Executive key insurance helps with this probability. The business is the beneficiary of the policy, and the proceeds can be used by the company to stabilise itself and get back on its feet. The funds can be used in any of the following ways:
- In cases of the business failing or closing, the funds can be used to offer severance packages to the employees without the risk of filing for bankruptcy.
- In cases where the business lost a key executive through attrition, disability or death, the funds can be used for the process of recruiting, hiring and training of a new executive.
- In cases where there is a threat of a key person moving to a different company, the proceeds can be used to fund a counter-offer as well as include bonuses and incentives.

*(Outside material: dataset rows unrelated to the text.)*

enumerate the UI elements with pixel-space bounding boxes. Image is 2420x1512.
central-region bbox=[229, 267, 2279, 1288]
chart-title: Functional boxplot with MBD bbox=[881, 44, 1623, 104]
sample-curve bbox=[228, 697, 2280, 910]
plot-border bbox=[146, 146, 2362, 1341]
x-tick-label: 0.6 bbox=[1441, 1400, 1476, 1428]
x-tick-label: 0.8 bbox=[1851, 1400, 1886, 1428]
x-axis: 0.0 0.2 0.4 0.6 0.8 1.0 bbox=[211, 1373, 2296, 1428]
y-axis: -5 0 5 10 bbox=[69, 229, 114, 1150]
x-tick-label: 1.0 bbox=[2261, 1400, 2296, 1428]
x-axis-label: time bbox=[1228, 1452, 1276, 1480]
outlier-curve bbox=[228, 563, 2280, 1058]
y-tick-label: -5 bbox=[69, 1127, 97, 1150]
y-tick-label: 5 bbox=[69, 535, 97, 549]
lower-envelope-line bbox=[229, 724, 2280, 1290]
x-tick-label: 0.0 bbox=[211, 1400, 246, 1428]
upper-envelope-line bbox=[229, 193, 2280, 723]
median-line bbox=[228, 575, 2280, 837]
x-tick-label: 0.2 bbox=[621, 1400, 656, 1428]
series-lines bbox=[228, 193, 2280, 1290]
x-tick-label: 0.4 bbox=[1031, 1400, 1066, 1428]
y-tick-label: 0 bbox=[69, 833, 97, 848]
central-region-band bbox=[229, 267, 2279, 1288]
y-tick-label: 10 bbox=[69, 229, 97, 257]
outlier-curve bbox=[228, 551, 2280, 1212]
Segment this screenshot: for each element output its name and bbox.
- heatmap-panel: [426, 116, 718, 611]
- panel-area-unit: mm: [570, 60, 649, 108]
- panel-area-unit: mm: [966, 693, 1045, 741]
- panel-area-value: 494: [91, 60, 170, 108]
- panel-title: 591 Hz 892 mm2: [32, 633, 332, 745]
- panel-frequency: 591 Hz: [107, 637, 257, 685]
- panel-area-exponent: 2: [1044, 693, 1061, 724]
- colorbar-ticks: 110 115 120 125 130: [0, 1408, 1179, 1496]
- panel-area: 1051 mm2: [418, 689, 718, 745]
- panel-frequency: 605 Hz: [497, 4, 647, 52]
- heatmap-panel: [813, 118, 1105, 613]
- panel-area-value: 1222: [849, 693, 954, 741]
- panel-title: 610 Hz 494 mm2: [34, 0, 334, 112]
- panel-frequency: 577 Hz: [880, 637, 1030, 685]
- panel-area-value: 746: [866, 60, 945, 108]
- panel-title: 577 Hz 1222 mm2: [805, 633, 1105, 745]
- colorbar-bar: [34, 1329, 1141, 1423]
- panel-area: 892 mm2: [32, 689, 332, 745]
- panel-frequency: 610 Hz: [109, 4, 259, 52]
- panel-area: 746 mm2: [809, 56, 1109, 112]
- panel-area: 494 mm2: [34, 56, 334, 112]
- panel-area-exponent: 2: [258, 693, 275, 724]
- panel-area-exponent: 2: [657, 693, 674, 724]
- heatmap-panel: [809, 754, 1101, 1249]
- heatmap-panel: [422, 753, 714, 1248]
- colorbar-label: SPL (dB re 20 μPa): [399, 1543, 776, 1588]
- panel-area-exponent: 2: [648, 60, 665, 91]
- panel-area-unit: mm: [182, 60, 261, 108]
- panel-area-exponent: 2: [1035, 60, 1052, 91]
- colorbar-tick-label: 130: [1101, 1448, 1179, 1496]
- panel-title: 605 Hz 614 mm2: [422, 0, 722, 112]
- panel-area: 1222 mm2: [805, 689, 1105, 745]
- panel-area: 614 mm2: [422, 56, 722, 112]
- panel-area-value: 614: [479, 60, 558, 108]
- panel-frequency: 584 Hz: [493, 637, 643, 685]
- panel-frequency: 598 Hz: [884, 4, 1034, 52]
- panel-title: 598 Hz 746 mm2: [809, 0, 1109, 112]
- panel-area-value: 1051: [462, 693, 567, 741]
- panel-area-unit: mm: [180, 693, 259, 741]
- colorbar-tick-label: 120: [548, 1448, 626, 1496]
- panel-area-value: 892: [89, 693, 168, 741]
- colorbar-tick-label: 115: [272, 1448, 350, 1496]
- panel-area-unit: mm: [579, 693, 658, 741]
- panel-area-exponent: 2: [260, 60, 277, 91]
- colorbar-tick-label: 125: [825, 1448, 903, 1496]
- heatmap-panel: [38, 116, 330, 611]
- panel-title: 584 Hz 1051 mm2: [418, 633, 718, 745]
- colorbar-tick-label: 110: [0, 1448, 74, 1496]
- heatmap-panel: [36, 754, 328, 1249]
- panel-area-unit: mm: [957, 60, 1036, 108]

Of course, this all depends on the kind of executive key person insurance policy that the business will choose. This is why it is important for business owners to find the best plan they can use for their company.
Finding the Best Plan
How do you go about finding the best executive key person insurance for your business? Information and advice for key person insurance can be easily gathered these days, thanks to the advancement of technology and the Internet. You don’t have to wait for an appointment to get the information you need for the policy of your choice. Instead you can find out all of this information for yourself, at a time which suits you:
- Check how long each policy runs. In general, executive key person insurance policies and their terms are valid for a year and can be renewed for the succeeding years. Some companies offer executive key person insurance in different time lengths, especially if it is for two or more executives.
- Know how the proceeds are paid out. Most executive key person insurance pay out proceeds either in a lump sum or as a monthly benefit. If these do not fall within your needs, look for a company that is flexible in changing their payout schedules and frequencies.
- Know what you need executive key person insurance for and why. You need to identify the people in your organisation who play a key role in the business operations. Evaluate their contribution and try to see if the business will survive in their absence, and for how long. Knowing this will give you a clearer idea of who needs to be covered by executive key person insurance. It will also allow you to properly choose what kind of coverage you need to get.
- Examine the conditions of your policy. Executive key person insurance offers a general protection for a business, but the terms and conditions can make or break the policy that you get. It is not nice to get a package then realise later on it is not what you need. Think of all the scenarios that can crop up with the loss of a key executive, and ask if those are covered. It is better to cover all bases now, than worry about it later.
Executive key person insurance may seem costly at first glance, but preparing for any kind of emergency is not something a business should be a cheapskate about. Getting an executive key person insurance policy will not only ensure that the business is safe from potential disaster, it will also give everyone involved peace of mind that their jobs are all taken care of.